By NAN Staff Writer
News Americas, NEW YORK, NY, Thurs. July 6, 2017: The New York Police Officer, who city residents were yesterday being urged to keep in their prayers, had roots that ran straight to the Caribbean.
Officer Miosotis Familia was born in Washington Heights, NY but her family is from the Dominican Republic.
The single mother who changed careers from nursing to a cop 12 years ago, was shot while in a NYPD command vehicle with her partner near the corner of Morris Ave and E.183 St. in the Bronx at 12:30 am on July 5th, New York City Police Commissioner James O’Neill said.
Surveillance footage from the scene shows a suspect “purposely” walking up to the command video and firing into the passenger’s side window where Officer Familia was sitting writing in her memo book.
While her partner immediately radioed for assistance, other officers encountered the suspect running, one block away. As the officers confronted the suspect, he drew a revolver and officers fired at him, striking and killing him. A silver revolver was recovered from the scene.
The gunman was later identified as 34-year-old New York City resident Alexander Bonds.
Officer Familia was taken to St. Barnabas Hospital, where she was pronounced dead about three hours after the shooting.
NYPD Commissioner O’Neill said Officer Familia was “murdered for her uniform and for the responsibility she embraced.
Officer Familia, 48, had been assigned to a plainclothes street crime unit of the 46th Precinct.
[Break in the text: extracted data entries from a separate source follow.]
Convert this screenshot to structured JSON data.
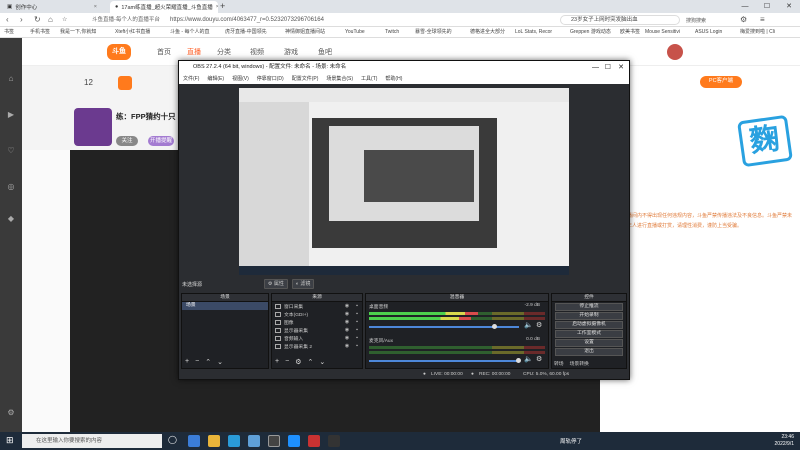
{
  "browser": {
    "tabs": [
      {
        "label": "创作中心",
        "active": false
      },
      {
        "label": "17am练直播_超火荣耀直播_斗鱼直播",
        "active": true
      }
    ],
    "url_title": "斗鱼直播-每个人的直播平台",
    "url": "https://www.douyu.com/4063477_r=0.5232073296706164",
    "search_text": "23岁女子上网时突发脑出血",
    "search_label": "搜狗搜索",
    "bookmarks": [
      "书签",
      "手机书签",
      "我是一下,你就知",
      "Xteft小红书直播",
      "斗鱼 - 每个人的直",
      "虎牙直播-中国领先",
      "神情御姐直播间站",
      "YouTube",
      "Twitch",
      "暴雪-全球领先的",
      "德格进全大部分",
      "LoL Stats, Recor",
      "Greppen 游戏动态",
      "欧美书签",
      "Mouse Sensitivi",
      "ASUS Login",
      "梅爱搜到啦 | Cli"
    ]
  },
  "douyu": {
    "logo": "斗鱼",
    "nav": [
      "首页",
      "直播",
      "分类",
      "视频",
      "游戏",
      "鱼吧"
    ],
    "room_title": "练：FPP猜约十只",
    "follow_count": "12",
    "side_big_char": "麴",
    "btn_follow": "关注",
    "btn_open": "开播提醒",
    "btn_pc": "PC客户端",
    "side_text": "直播间内不得出现任何违规内容，斗鱼严禁传播违法及不良信息。斗鱼严禁未成年人进行直播或打赏，请理性消费，谨防上当受骗。"
  },
  "obs": {
    "title": "OBS 27.2.4 (64 bit, windows) - 配置文件: 未命名 - 场景: 未命名",
    "menu": [
      "文件(F)",
      "编辑(E)",
      "视图(V)",
      "停靠窗口(D)",
      "配置文件(P)",
      "场景集合(S)",
      "工具(T)",
      "帮助(H)"
    ],
    "not_in_scene": "未选择源",
    "props_btn": "属性",
    "filters_btn": "滤镜",
    "scenes_header": "场景",
    "scenes": [
      "场景"
    ],
    "sources_header": "来源",
    "sources": [
      "窗口采集",
      "文本(GDI+)",
      "图像",
      "显示器采集",
      "音频输入",
      "显示器采集 2"
    ],
    "mixer_header": "混音器",
    "mixer": [
      {
        "name": "桌面音频",
        "db": "-2.9 dB"
      },
      {
        "name": "麦克风/Aux",
        "db": "0.0 dB"
      }
    ],
    "controls_header": "控件",
    "controls": [
      "停止推流",
      "开始录制",
      "启动虚拟摄像机",
      "工作室模式",
      "设置",
      "退出"
    ],
    "transitions_label": "转场",
    "dock_tab2": "场景转换",
    "status": {
      "live": "LIVE: 00:00:00",
      "rec": "REC: 00:00:00",
      "cpu": "CPU: 5.0%, 60.00 fps"
    }
  },
  "taskbar": {
    "search_placeholder": "在这里输入你要搜索的内容",
    "weather": "周轨停了",
    "time": "23:46",
    "date": "2022/9/1"
  }
}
She was a mother of three children and a former Red Cross worker and nurse at New York University Hospital who lived in Kingsbridge Heights, about two miles north of where she was killed.
Officer Familia “gave her life protecting a neighborhood that had been plagued by gang gun violence,” Patrick J. Lynch, president of the Patrolmen’s Benevolent Association, a union for New York City police officers, said Wednesday.
Meanwhile, at the 46th Precinct where Officer Familia worked, officers said they welcomed “prayers for our beloved sister.”
Meanwhile, police says the man who took her life had been paroled in 2013 after being sentenced to eight years in prison for a 2005 armed robbery in Syracuse. He had other arrests, including one in 2001, when as a teenager he was accused of attacking an officer with brass knuckles.